*Flávia Cuiabano
Hoje é dia 04 de novembro de 2016, dia seguinte ao julgamento de Leonardo dos Passos Pereira assassino do meu filho Diogo Cuiabano de Medeiros que faleceu em Florianópolis na “Fields” em março de 2015.
Habitualmente, sou extremamente reservada e nada afeita a exposição, mas confesso que estou com alguns nós na garganta que preciso desatar.
Estive calada e sem protestar, mas, como diz Saramago, “até aqui cheguei”….
Leonardo foi condenado a 16 anos de prisão . Já cumpriu 1 ½ ano e, e em caso de bom comportamento, poderá ter sua liberdade parcialmente restaurada (após 2/5 da pena): em 5 anos poderá estar livre. Ou seja, aos 27 anos, 1 ano apenas a mais de quando “cortou” a vida de meu filho …
Ao longo de todo julgamento, não vi nem ouvi nenhuma manifestação de arrependimento por parte de Leonardo. Não percebi também nenhum constrangimento por parte de sua família e tampouco qualquer pedido de desculpas.
Por isso, sou muito descrente que exista a minima possibilidade de reabilitação.
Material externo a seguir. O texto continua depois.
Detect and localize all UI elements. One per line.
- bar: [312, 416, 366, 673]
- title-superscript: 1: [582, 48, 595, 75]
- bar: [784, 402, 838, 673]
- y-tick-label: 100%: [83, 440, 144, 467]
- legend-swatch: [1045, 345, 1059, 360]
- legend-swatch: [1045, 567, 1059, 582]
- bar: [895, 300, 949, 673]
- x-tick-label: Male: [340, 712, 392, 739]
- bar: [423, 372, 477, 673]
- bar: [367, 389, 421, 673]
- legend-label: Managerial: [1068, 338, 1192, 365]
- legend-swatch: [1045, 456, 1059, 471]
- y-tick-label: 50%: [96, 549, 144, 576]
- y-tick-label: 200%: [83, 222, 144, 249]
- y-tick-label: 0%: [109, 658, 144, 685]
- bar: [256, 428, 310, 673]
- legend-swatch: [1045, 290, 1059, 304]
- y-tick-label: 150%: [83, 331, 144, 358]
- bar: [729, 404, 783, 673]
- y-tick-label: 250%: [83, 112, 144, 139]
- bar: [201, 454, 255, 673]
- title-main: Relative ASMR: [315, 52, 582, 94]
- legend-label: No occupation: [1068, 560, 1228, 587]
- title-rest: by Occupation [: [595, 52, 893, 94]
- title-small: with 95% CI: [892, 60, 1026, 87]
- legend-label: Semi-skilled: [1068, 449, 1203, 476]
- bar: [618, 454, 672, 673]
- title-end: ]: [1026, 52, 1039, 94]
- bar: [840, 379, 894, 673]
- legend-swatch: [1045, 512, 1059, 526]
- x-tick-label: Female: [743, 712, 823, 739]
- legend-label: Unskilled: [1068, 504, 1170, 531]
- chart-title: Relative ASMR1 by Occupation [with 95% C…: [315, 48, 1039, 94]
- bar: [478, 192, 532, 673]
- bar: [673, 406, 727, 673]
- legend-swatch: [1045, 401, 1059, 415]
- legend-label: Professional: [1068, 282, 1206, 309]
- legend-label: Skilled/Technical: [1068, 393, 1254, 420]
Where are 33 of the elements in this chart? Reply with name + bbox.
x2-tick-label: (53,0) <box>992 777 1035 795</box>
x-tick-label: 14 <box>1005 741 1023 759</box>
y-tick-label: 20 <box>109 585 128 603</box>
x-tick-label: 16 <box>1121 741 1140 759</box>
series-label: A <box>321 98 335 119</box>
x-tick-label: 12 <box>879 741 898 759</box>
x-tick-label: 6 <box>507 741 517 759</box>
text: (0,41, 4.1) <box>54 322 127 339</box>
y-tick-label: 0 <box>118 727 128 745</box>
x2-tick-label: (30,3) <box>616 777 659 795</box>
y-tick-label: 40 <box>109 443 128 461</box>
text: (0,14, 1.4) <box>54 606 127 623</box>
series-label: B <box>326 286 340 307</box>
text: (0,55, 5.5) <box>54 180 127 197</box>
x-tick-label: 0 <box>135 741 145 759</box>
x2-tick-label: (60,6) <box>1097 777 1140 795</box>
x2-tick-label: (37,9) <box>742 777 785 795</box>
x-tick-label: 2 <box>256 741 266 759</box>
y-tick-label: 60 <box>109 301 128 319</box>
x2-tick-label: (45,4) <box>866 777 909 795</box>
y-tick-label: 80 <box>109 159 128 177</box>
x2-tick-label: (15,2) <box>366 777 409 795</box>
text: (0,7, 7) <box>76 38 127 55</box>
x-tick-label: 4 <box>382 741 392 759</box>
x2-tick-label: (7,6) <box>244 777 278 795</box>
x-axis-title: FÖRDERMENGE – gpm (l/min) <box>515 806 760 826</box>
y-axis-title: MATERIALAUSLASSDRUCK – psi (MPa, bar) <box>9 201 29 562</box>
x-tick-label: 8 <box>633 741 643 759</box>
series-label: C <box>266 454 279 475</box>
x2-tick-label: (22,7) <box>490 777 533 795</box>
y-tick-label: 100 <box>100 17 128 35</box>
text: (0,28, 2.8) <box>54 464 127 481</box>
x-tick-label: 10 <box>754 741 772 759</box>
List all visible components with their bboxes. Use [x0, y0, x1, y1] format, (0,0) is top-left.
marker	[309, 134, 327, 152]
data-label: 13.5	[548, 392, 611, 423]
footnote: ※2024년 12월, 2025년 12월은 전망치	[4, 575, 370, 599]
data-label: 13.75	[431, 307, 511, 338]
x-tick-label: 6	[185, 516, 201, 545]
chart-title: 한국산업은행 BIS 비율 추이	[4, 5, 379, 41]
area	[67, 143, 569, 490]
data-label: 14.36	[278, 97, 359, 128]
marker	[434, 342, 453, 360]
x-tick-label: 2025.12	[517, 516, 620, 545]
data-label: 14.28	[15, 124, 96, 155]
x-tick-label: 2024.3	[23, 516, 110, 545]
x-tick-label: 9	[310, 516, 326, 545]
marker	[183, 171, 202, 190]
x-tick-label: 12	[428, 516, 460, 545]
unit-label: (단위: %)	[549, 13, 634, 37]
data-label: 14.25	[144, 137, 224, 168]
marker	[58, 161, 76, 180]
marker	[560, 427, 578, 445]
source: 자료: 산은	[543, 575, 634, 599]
Mas espero, de forma sincera, que esse período de reclusão o faça refletir e quem sabe operar as transformações necessárias?
Além do vazio de desculpas, tivemos também que encarar a forma desrespeitosa pela qual o advogado do réu conduziu sua defesa e seu comportamento.
O recinto estava repleto de estudantes de direito; portanto peço a eles que não aprendam esta “parte da lição”…
Por favor, não chamem a vítima de “o cadáver” ou de “o cara” : ela tem nome, família e uma história a respeitar!
Por favor, não digam que os achados no celular do agressor : fotos de drogas e vídeos conduzindo um carro a 180 km/h são meras “brincadeiras” normais para a idade.
Acho bastante improvável que vocês, da mesma faixa etária (22 anos) possuam fotos e vídeos da mesma natureza nos seus celulares.
Por favor, procurem não adotar termos que fujam a formalidade do ambiente jurídico e obedeçam piamente as normas da língua portuguesa ( fator primeiro para construção da sua credibilidade e geração de escuta interessada ).
Por favor, não invoquem Deus no plenário. Ele não precisa ser invocado; Deus está no nosso cotidiano, em nossos pequenos e grandes atos diários. Deus está na forma em que vivemos; Deus está no sorriso do Diogo e no seu pedido de desculpas… Deus está no cumprimento a um faxineiro desconhecido, porque Diogo foi ensinado a cumprimentar conhecidos e desconhecidos, do professor ao porteiro, todos sem distinção ….
Por favor, não citem a Bíblia em um julgamento; apesar de admirá-la e da minha origem católica, vivemos em um país laico e a justiça deve trabalhar com outro livro : a nossa Constituição.
Por favor, ajam com respeito e empatia quando atuarem.
Tenho certeza que ontem duas famílias saíram derrotadas; essa é uma história sem vitoriosos.
A condenação de Leonardo não trará meu filho Diogo de volta. Mas, o fato da justiça ter sido aplicada – dentro do que nossa constituição atual possibilita- ensina à sociedade que existem regras que devem ser obedecidas. Não muda a minha história, mas pode inibir que outras aconteçam…. O funcionamento da justiça tem também esse objetivo.
Que Leonardo faça valer, com um novo sentido, cada minuto do restante de sua vida, e que o faça em dobro, por ele e por meu filho.
Um fato intrigante : durante o julgamento, o copo de vidro do advogado de defesa quebrou acidentalmente em sua mesa imediatamente após algumas polêmicas e ironias quanto a como havia se quebrado no crime . Idêntico ao copo de vidro quebrado que cortou a jugular e ceifou meu filho deste mundo. Questiono-me se foi um mero acaso.
Não, não preciso invocar Deus…. Eu já sei a resposta.